Step 4: Phased Migration per Application

Repeat these steps for each application:

4.1 Update the Ingress Object

kubectl patch ingress <name> -n <namespace> \
  --type merge \
  -p '{"spec":{"ingressClassName":"webapprouting.kubernetes.azure.com"}}'

kubectl annotate ingress <name> -n <namespace> \
  kubernetes.io/ingress.class-

4.2 Verify Reachability

Test the application through the new IP:

curl -v -H "Host: your-app.example.com" http://<NEW-EXTERNAL-IP>/

4.3 Update DNS Records

Change the A record for your application from the old ingress-nginx IP to the new App Routing IP at your DNS provider.

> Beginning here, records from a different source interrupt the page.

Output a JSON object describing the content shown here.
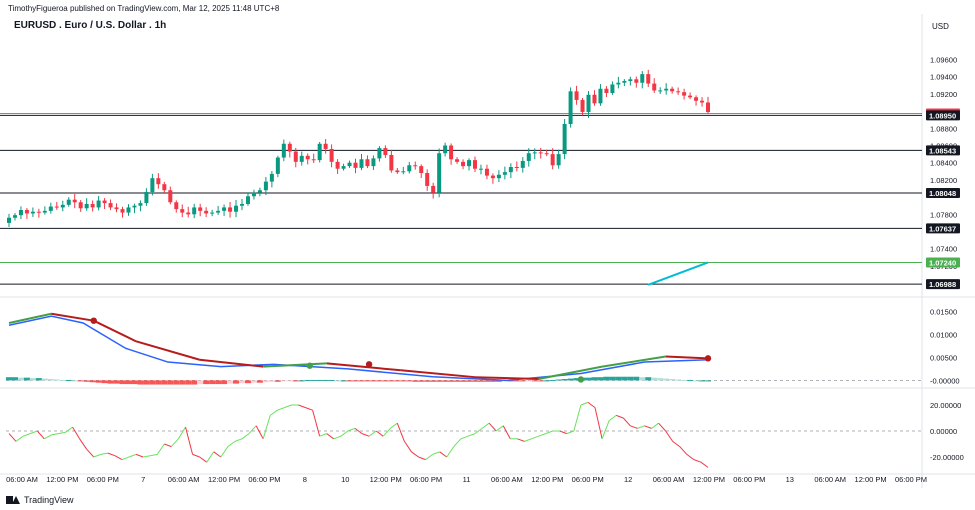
{
  "banner": "TimothyFigueroa published on TradingView.com, Mar 12, 2025 11:48 UTC+8",
  "title": "EURUSD . Euro / U.S. Dollar . 1h",
  "currency": "USD",
  "footer_logo": "TradingView",
  "colors": {
    "up": "#089981",
    "down": "#f23645",
    "ma": "#00bcd4",
    "green_line": "#4caf50",
    "macd_line": "#2962ff",
    "signal_up": "#43a047",
    "signal_down": "#b71c1c",
    "rsi_up": "#66e35a",
    "rsi_down": "#f23645"
  },
  "chart_data": [
    {
      "type": "candlestick",
      "title": "EURUSD . Euro / U.S. Dollar . 1h",
      "y_ticks": [
        "1.09600",
        "1.09400",
        "1.09200",
        "1.08800",
        "1.08600",
        "1.08400",
        "1.08200",
        "1.07800",
        "1.07400",
        "1.07200"
      ],
      "ylim": [
        1.0685,
        1.0985
      ],
      "horizontal_levels": [
        {
          "label": "1.08972",
          "value": 1.08972,
          "style": "red"
        },
        {
          "label": "1.08950",
          "value": 1.0895,
          "style": "black"
        },
        {
          "label": "1.08543",
          "value": 1.08543,
          "style": "black"
        },
        {
          "label": "1.08048",
          "value": 1.08048,
          "style": "black"
        },
        {
          "label": "1.07637",
          "value": 1.07637,
          "style": "black"
        },
        {
          "label": "1.07240",
          "value": 1.0724,
          "style": "green"
        },
        {
          "label": "1.06988",
          "value": 1.06988,
          "style": "black"
        }
      ],
      "candles_close": [
        1.0776,
        1.0779,
        1.0785,
        1.0781,
        1.0783,
        1.0782,
        1.0784,
        1.0789,
        1.0788,
        1.0791,
        1.0797,
        1.0794,
        1.0787,
        1.0792,
        1.0788,
        1.0796,
        1.0793,
        1.0788,
        1.0786,
        1.0782,
        1.0788,
        1.079,
        1.0793,
        1.0806,
        1.0822,
        1.0815,
        1.0808,
        1.0794,
        1.0786,
        1.0782,
        1.078,
        1.0788,
        1.0784,
        1.0781,
        1.0782,
        1.0784,
        1.0788,
        1.0783,
        1.079,
        1.0792,
        1.0801,
        1.0805,
        1.0808,
        1.0818,
        1.0827,
        1.0846,
        1.0862,
        1.0853,
        1.0841,
        1.0848,
        1.0844,
        1.0843,
        1.0862,
        1.0856,
        1.0841,
        1.0833,
        1.0836,
        1.084,
        1.0834,
        1.0844,
        1.0836,
        1.0845,
        1.0857,
        1.0849,
        1.0831,
        1.0829,
        1.083,
        1.0837,
        1.0836,
        1.0828,
        1.0813,
        1.0805,
        1.0851,
        1.086,
        1.0844,
        1.0841,
        1.0836,
        1.0843,
        1.0833,
        1.0833,
        1.0825,
        1.0822,
        1.0826,
        1.0829,
        1.0835,
        1.0834,
        1.0842,
        1.0851,
        1.0852,
        1.0851,
        1.085,
        1.0837,
        1.085,
        1.0885,
        1.0923,
        1.0913,
        1.0899,
        1.0919,
        1.0909,
        1.0926,
        1.0921,
        1.0931,
        1.0933,
        1.0935,
        1.0937,
        1.0933,
        1.0943,
        1.0932,
        1.0924,
        1.0924,
        1.0926,
        1.0923,
        1.0922,
        1.0918,
        1.0916,
        1.0912,
        1.091,
        1.0899
      ],
      "ma_line": [
        [
          1.0698,
          107
        ],
        [
          1.0724,
          117
        ]
      ],
      "ma_line_note": "value,candle index pairs for the cyan moving average segment"
    },
    {
      "type": "line",
      "name": "MACD panel",
      "y_ticks": [
        "0.01500",
        "0.01000",
        "0.00500",
        "-0.00000"
      ],
      "ylim": [
        -0.001,
        0.0175
      ],
      "histogram": [
        0.0007,
        0.0007,
        0.0006,
        0.0006,
        0.0005,
        0.0005,
        0.0004,
        0.0003,
        0.0002,
        0.0001,
        0.0001,
        0.0,
        -0.0002,
        -0.0003,
        -0.0004,
        -0.0005,
        -0.0006,
        -0.0007,
        -0.0007,
        -0.0008,
        -0.0008,
        -0.0008,
        -0.0009,
        -0.0009,
        -0.0009,
        -0.0009,
        -0.0009,
        -0.0009,
        -0.0009,
        -0.0009,
        -0.0009,
        -0.0009,
        -0.0008,
        -0.0008,
        -0.0008,
        -0.0008,
        -0.0008,
        -0.0007,
        -0.0007,
        -0.0006,
        -0.0006,
        -0.0005,
        -0.0005,
        -0.0004,
        -0.0003,
        -0.0003,
        -0.0002,
        -0.0001,
        -0.0001,
        0.0,
        0.0001,
        0.0001,
        0.0001,
        0.0001,
        0.0001,
        0.0,
        0.0,
        -0.0001,
        -0.0001,
        -0.0001,
        -0.0001,
        -0.0002,
        -0.0002,
        -0.0002,
        -0.0002,
        -0.0002,
        -0.0002,
        -0.0002,
        -0.0003,
        -0.0003,
        -0.0003,
        -0.0003,
        -0.0003,
        -0.0003,
        -0.0003,
        -0.0003,
        -0.0003,
        -0.0003,
        -0.0003,
        -0.0003,
        -0.0003,
        -0.0003,
        -0.0003,
        -0.0002,
        -0.0002,
        -0.0002,
        -0.0002,
        -0.0001,
        -0.0001,
        -0.0001,
        0.0,
        0.0001,
        0.0002,
        0.0003,
        0.0004,
        0.0005,
        0.0006,
        0.0006,
        0.0007,
        0.0007,
        0.0008,
        0.0008,
        0.0008,
        0.0008,
        0.0008,
        0.0008,
        0.0007,
        0.0007,
        0.0006,
        0.0005,
        0.0004,
        0.0003,
        0.0002,
        0.0001,
        0.0001,
        0.0,
        0.0,
        0.0
      ],
      "macd_line": [
        [
          0,
          0.012
        ],
        [
          20,
          0.014
        ],
        [
          35,
          0.0125
        ],
        [
          55,
          0.007
        ],
        [
          75,
          0.004
        ],
        [
          100,
          0.003
        ],
        [
          125,
          0.0035
        ],
        [
          160,
          0.0025
        ],
        [
          200,
          0.0008
        ],
        [
          235,
          0.0
        ],
        [
          270,
          0.0015
        ],
        [
          300,
          0.004
        ],
        [
          330,
          0.0045
        ]
      ],
      "signal_line": [
        [
          0,
          0.0125
        ],
        [
          20,
          0.0145
        ],
        [
          40,
          0.013
        ],
        [
          60,
          0.0085
        ],
        [
          90,
          0.0045
        ],
        [
          120,
          0.003
        ],
        [
          150,
          0.0037
        ],
        [
          185,
          0.0022
        ],
        [
          220,
          0.0007
        ],
        [
          250,
          0.0003
        ],
        [
          280,
          0.003
        ],
        [
          310,
          0.0052
        ],
        [
          330,
          0.0048
        ]
      ],
      "cross_markers": [
        [
          40,
          0.013,
          "down"
        ],
        [
          142,
          0.0032,
          "up"
        ],
        [
          170,
          0.0035,
          "down"
        ],
        [
          270,
          0.0002,
          "up"
        ],
        [
          330,
          0.0048,
          "down"
        ]
      ],
      "series_note": "macd/signal points are [x-position-index 0..330 across plot width, value]"
    },
    {
      "type": "line",
      "name": "Oscillator panel",
      "y_ticks": [
        "20.00000",
        "0.00000",
        "-20.00000"
      ],
      "ylim": [
        -30,
        30
      ],
      "values": [
        -2,
        -8,
        -4,
        -2,
        0,
        -6,
        -3,
        -2,
        -1,
        3,
        -6,
        -14,
        -20,
        -18,
        -17,
        -19,
        -22,
        -20,
        -18,
        -20,
        -19,
        -18,
        -10,
        -12,
        -6,
        3,
        -18,
        -20,
        -24,
        -16,
        -20,
        -12,
        -8,
        -6,
        -2,
        4,
        -6,
        12,
        16,
        18,
        20,
        20,
        18,
        16,
        -4,
        -2,
        -6,
        -4,
        0,
        2,
        -2,
        -4,
        0,
        -4,
        2,
        6,
        -8,
        -16,
        -20,
        -22,
        -18,
        -16,
        -20,
        -12,
        -6,
        -4,
        -2,
        2,
        6,
        0,
        4,
        -6,
        -6,
        -8,
        -6,
        -4,
        -2,
        0,
        0,
        -2,
        0,
        20,
        22,
        18,
        -6,
        8,
        12,
        10,
        4,
        2,
        4,
        2,
        6,
        0,
        -8,
        -12,
        -18,
        -22,
        -24,
        -28
      ],
      "rsi_zero": 0
    }
  ],
  "x_axis_labels": [
    "06:00 AM",
    "12:00 PM",
    "06:00 PM",
    "7",
    "06:00 AM",
    "12:00 PM",
    "06:00 PM",
    "8",
    "10",
    "12:00 PM",
    "06:00 PM",
    "11",
    "06:00 AM",
    "12:00 PM",
    "06:00 PM",
    "12",
    "06:00 AM",
    "12:00 PM",
    "06:00 PM",
    "13",
    "06:00 AM",
    "12:00 PM",
    "06:00 PM"
  ]
}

4.4 Verify DNS Propagation

nslookup <hostname>

4.5 Validate the Application

curl https://<hostname>

Only proceed to the next application after successful validation.

Step 5: Sync Repositories and Update ClusterIssuer

After validating all applications, run your deployment pipelines to sync repositories with the cluster state.

Update the ClusterIssuer

For automatic certificate renewal via cert-manager, update your ClusterIssuer configuration:

Old configuration:

solvers:
  - http01:
      ingress:
        class: nginx

New configuration:

solvers:
  - http01:
      ingress:
        class: webapprouting.kubernetes.azure.com

Existing certificates remain active until expiry, and cert-manager will use the new configuration for renewals.

Step 6: Clean Up

Remove the old ingress-nginx installation:

helm uninstall ingress-nginx -n ingress-nginx

Don’t forget to remove ingress-nginx configuration from your Infrastructure as Code (Bicep templates, Helm values, pipeline steps, etc.).

Risks and Considerations

  • New IP Address: App Routing requires a new external IP, necessitating DNS changes for every application
  • DNS TTL: Lower TTL values well in advance (at least one full TTL period before migration)
  • Wildcard Records: Convert wildcards to individual records before starting to enable per-app validation
  • Custom Annotations: Inventory nginx-specific annotations beforehand as some lack direct equivalents
  • Deployment Freeze: Coordinate to prevent CI/CD runs during migration for affected applications

Conclusion

This phased migration approach minimizes downtime and risk by allowing incremental validation of each application. While the migration requires careful coordination and planning, the result is a more maintainable, Microsoft-supported ingress solution that’s fully integrated with your AKS cluster.

The key to success is thorough preparation, particularly around DNS TTL management and annotation compatibility. Take your time with each application migration and validate thoroughly before proceeding to the next one.